Authors: Janet Evanovich
“I am speaking for both of us,” she said.
Nick glanced at Jessup. “Is she always this irritable in the morning?”
“I wouldn’t know,” Jessup said.
“Okay, let’s try this again,” Nick said, and raised his glass for a new toast. “To a long and fruitful relationship.”
“This isn’t a relationship,” Kate said. “It’s strictly professional. Don’t you forget that for one second.”
Nick sighed and held up his glass again, eyeing her warily as he said, “May misfortune follow us the rest of our lives, but never catch up.”
Before Kate could object, he tapped her glass with his and the other men jumped in to do the same and everyone chugged their wine.

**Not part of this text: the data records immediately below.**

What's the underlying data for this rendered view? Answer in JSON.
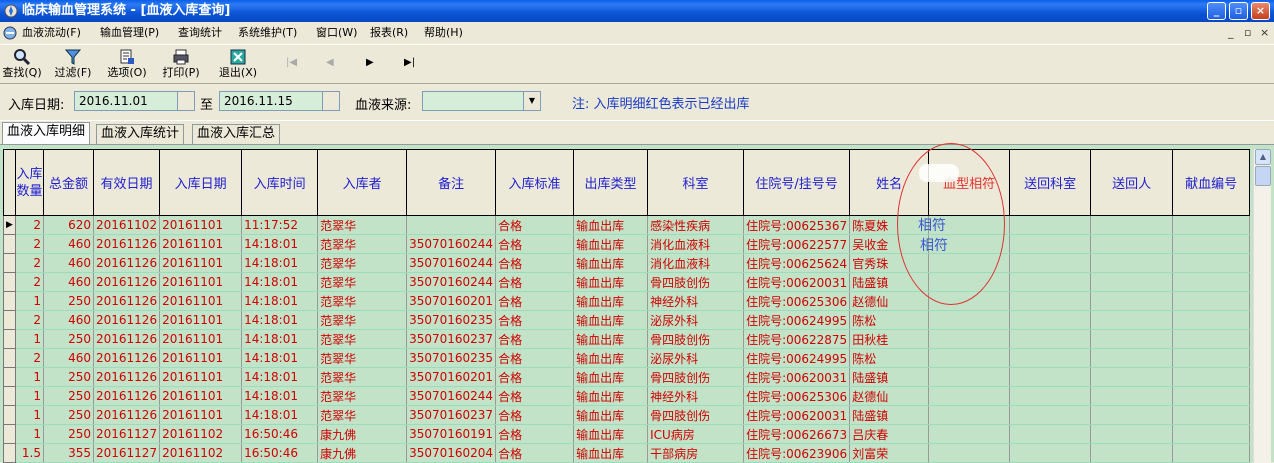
{
  "window": {
    "title": "临床输血管理系统 - [血液入库查询]"
  },
  "menubar": {
    "items": [
      "血液流动(F)",
      "输血管理(P)",
      "查询统计",
      "系统维护(T)",
      "窗口(W)",
      "报表(R)",
      "帮助(H)"
    ],
    "mdi_min": "_",
    "mdi_restore": "▫",
    "mdi_close": "×"
  },
  "toolbar": {
    "find_label": "查找(Q)",
    "filter_label": "过滤(F)",
    "options_label": "选项(O)",
    "print_label": "打印(P)",
    "exit_label": "退出(X)",
    "nav_first": "|◀",
    "nav_prev": "◀",
    "nav_next": "▶",
    "nav_last": "▶|"
  },
  "filter": {
    "date_label": "入库日期:",
    "date_from": "2016.11.01",
    "date_sep": "至",
    "date_to": "2016.11.15",
    "source_label": "血液来源:",
    "source_value": "",
    "note": "注: 入库明细红色表示已经出库"
  },
  "tabs": [
    "血液入库明细",
    "血液入库统计",
    "血液入库汇总"
  ],
  "grid": {
    "columns": [
      "入库数量",
      "总金额",
      "有效日期",
      "入库日期",
      "入库时间",
      "入库者",
      "备注",
      "入库标准",
      "出库类型",
      "科室",
      "住院号/挂号号",
      "姓名",
      "血型相符",
      "送回科室",
      "送回人",
      "献血编号"
    ],
    "rows": [
      [
        "2",
        "620",
        "20161102",
        "20161101",
        "11:17:52",
        "范翠华",
        "",
        "合格",
        "输血出库",
        "感染性疾病",
        "住院号:00625367",
        "陈夏姝"
      ],
      [
        "2",
        "460",
        "20161126",
        "20161101",
        "14:18:01",
        "范翠华",
        "35070160244",
        "合格",
        "输血出库",
        "消化血液科",
        "住院号:00622577",
        "吴收金"
      ],
      [
        "2",
        "460",
        "20161126",
        "20161101",
        "14:18:01",
        "范翠华",
        "35070160244",
        "合格",
        "输血出库",
        "消化血液科",
        "住院号:00625624",
        "官秀珠"
      ],
      [
        "2",
        "460",
        "20161126",
        "20161101",
        "14:18:01",
        "范翠华",
        "35070160244",
        "合格",
        "输血出库",
        "骨四肢创伤",
        "住院号:00620031",
        "陆盛镇"
      ],
      [
        "1",
        "250",
        "20161126",
        "20161101",
        "14:18:01",
        "范翠华",
        "35070160201",
        "合格",
        "输血出库",
        "神经外科",
        "住院号:00625306",
        "赵德仙"
      ],
      [
        "2",
        "460",
        "20161126",
        "20161101",
        "14:18:01",
        "范翠华",
        "35070160235",
        "合格",
        "输血出库",
        "泌尿外科",
        "住院号:00624995",
        "陈松"
      ],
      [
        "1",
        "250",
        "20161126",
        "20161101",
        "14:18:01",
        "范翠华",
        "35070160237",
        "合格",
        "输血出库",
        "骨四肢创伤",
        "住院号:00622875",
        "田秋桂"
      ],
      [
        "2",
        "460",
        "20161126",
        "20161101",
        "14:18:01",
        "范翠华",
        "35070160235",
        "合格",
        "输血出库",
        "泌尿外科",
        "住院号:00624995",
        "陈松"
      ],
      [
        "1",
        "250",
        "20161126",
        "20161101",
        "14:18:01",
        "范翠华",
        "35070160201",
        "合格",
        "输血出库",
        "骨四肢创伤",
        "住院号:00620031",
        "陆盛镇"
      ],
      [
        "1",
        "250",
        "20161126",
        "20161101",
        "14:18:01",
        "范翠华",
        "35070160244",
        "合格",
        "输血出库",
        "神经外科",
        "住院号:00625306",
        "赵德仙"
      ],
      [
        "1",
        "250",
        "20161126",
        "20161101",
        "14:18:01",
        "范翠华",
        "35070160237",
        "合格",
        "输血出库",
        "骨四肢创伤",
        "住院号:00620031",
        "陆盛镇"
      ],
      [
        "1",
        "250",
        "20161127",
        "20161102",
        "16:50:46",
        "康九佛",
        "35070160191",
        "合格",
        "输血出库",
        "ICU病房",
        "住院号:00626673",
        "吕庆春"
      ],
      [
        "1.5",
        "355",
        "20161127",
        "20161102",
        "16:50:46",
        "康九佛",
        "35070160204",
        "合格",
        "输血出库",
        "干部病房",
        "住院号:00623906",
        "刘富荣"
      ]
    ],
    "blood_match": [
      "相符",
      "相符"
    ]
  },
  "colors": {
    "shipped_text": "#d00000",
    "grid_background": "#c3e3c8",
    "header_text": "#2020d0",
    "annotation": "#e03030"
  }
}
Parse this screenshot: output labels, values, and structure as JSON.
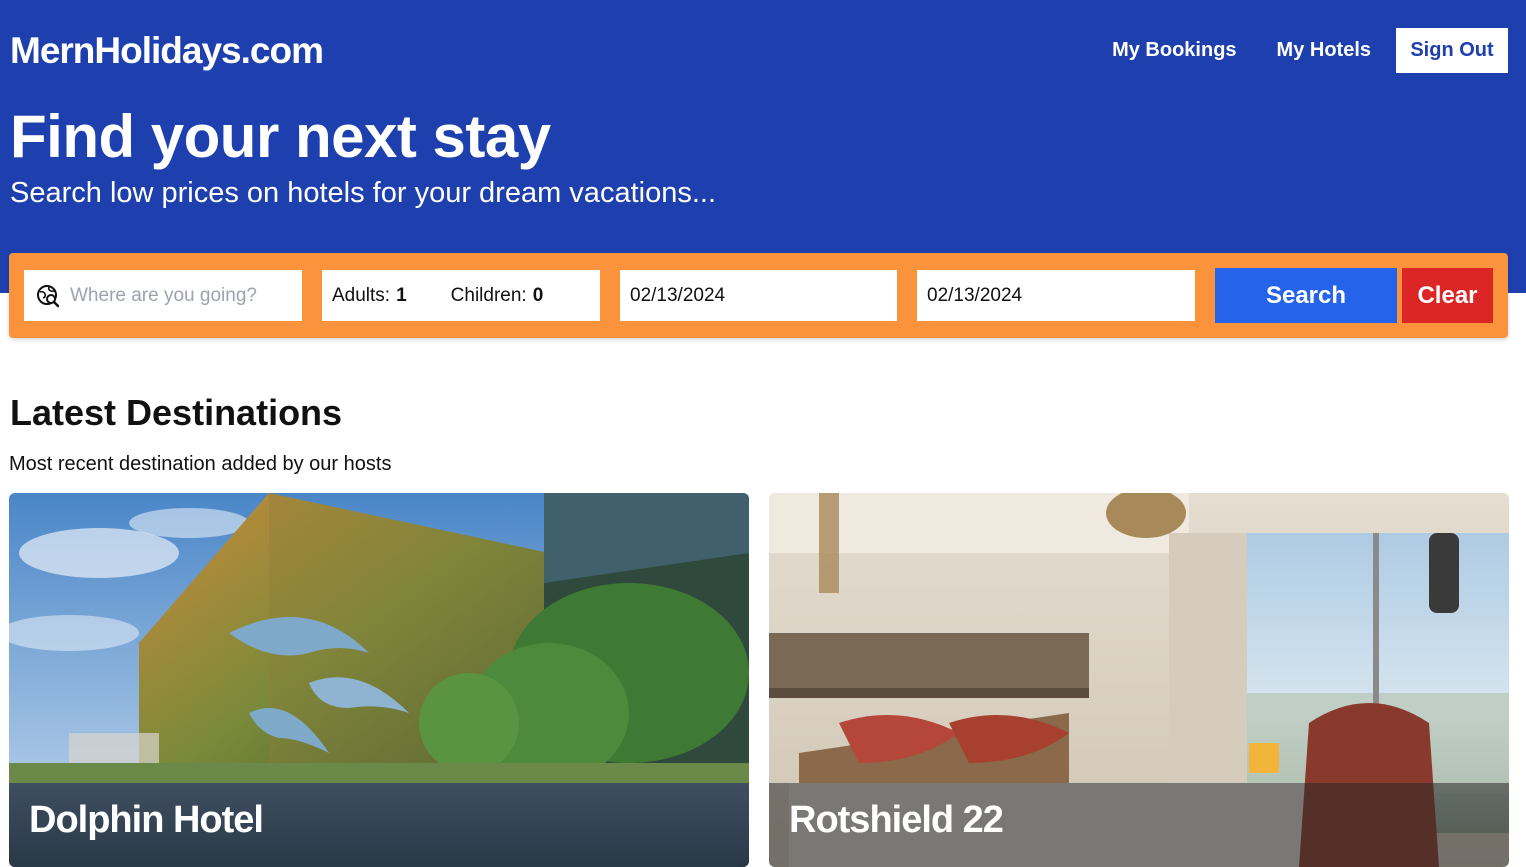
{
  "header": {
    "logo": "MernHolidays.com",
    "nav": {
      "bookings": "My Bookings",
      "hotels": "My Hotels",
      "sign_out": "Sign Out"
    },
    "title": "Find your next stay",
    "subtitle": "Search low prices on hotels for your dream vacations..."
  },
  "search": {
    "destination_placeholder": "Where are you going?",
    "destination_value": "",
    "adults_label": "Adults:",
    "adults_value": "1",
    "children_label": "Children:",
    "children_value": "0",
    "check_in": "02/13/2024",
    "check_out": "02/13/2024",
    "search_button": "Search",
    "clear_button": "Clear"
  },
  "latest": {
    "title": "Latest Destinations",
    "subtitle": "Most recent destination added by our hosts",
    "hotels": [
      {
        "name": "Dolphin Hotel",
        "image": "hotel-exterior-with-dolphin-fountain"
      },
      {
        "name": "Rotshield 22",
        "image": "hotel-room-bed-with-window-view"
      }
    ]
  },
  "colors": {
    "brand_blue": "#1e40af",
    "search_bar_orange": "#fb923c",
    "search_button": "#2563eb",
    "clear_button": "#dc2626"
  }
}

“Now that we’ve settled that,” Bolton said, setting down his glass, “here’s the protocol. Jessup will be your primary. He will release the funds necessary to complete each mission to an off-shore account that we’ve set up in O’Hare’s name.”
“Yadda-yadda-yadda,” Nick said. “Save the bureaucracy for the bureaucrats. Just tell me who we’re going after.”
Bolton smiled. “Derek Griffin.”
Griffin was a high-flying, charming playboy investment banker whose name was mentioned as often in
Vanity Fair
, for the lavish parties he attended and the charities he supported, as it was in
Forbes
, for the audacious deals he made and the big money he earned for his elite clients. He got even more headlines when he abruptly disappeared with $500 million of his company’s money mere hours before he was about to be arrested by the FBI for running a massive pyramid scheme.
Nick whistled. “Not bad. I have to hand it to you, Bolt, you think big.”
“It’s ‘Bolton.’ Or ‘sir.’ ”
“There’s been an FBI task force looking for him for almost a
year,” Kate said. “Nick is a con man and a thief, not a fugitive tracker. What can he do for us?”
“There’s one person who knows where Griffin is, and perhaps all of that money, and that’s Neal Burnside, his lawyer,” Bolton said. “He’s protected by attorney-client privilege from being forced to talk.”
“I know about Burnside,” Nick said. “I was tempted to hire him when you arrested me. The guy is brilliant.”
“He’s scum,” Bolton said.
“You didn’t think so when he was a Justice Department prosecutor,” Nick said.
“He uses what he learned about our tactics and our personnel to get scores of high-profile crooks and murderers off the hook and make the FBI look inept in the process,” Bolton said. “There’s a word for men like him.”
“Expensive,” Nick said.
“Traitor,” Bolton said.
“So you want the two of us to use Burnside to find Griffin, bring him to justice, and recover the half a billion that he stole,” Kate said.
“Yes,” Bolton said.
“No problem,” Nick said.
“Huge problem,” Kate said. “How are we going to get Burnside to give up Griffin without resorting to torture?”
“I’ll come up with something,” Nick said.
“And even if Burnside does betray his client,” Kate said, “what makes you think Griffin will tell us where his money is?”
“I’ll figure out a way,” Nick said.
Kate stared at him. “That’s it?”
Nick shrugged. “It’s a start.”
“It’s nothing,” she said.
“Let’s get together four days from now, at four
P.M.
, at the Schokoladen-Café in Berlin,” Nick said. “And I’ll tell you how we’re going to do it.”
“No way. I’m not letting you out of my sight.”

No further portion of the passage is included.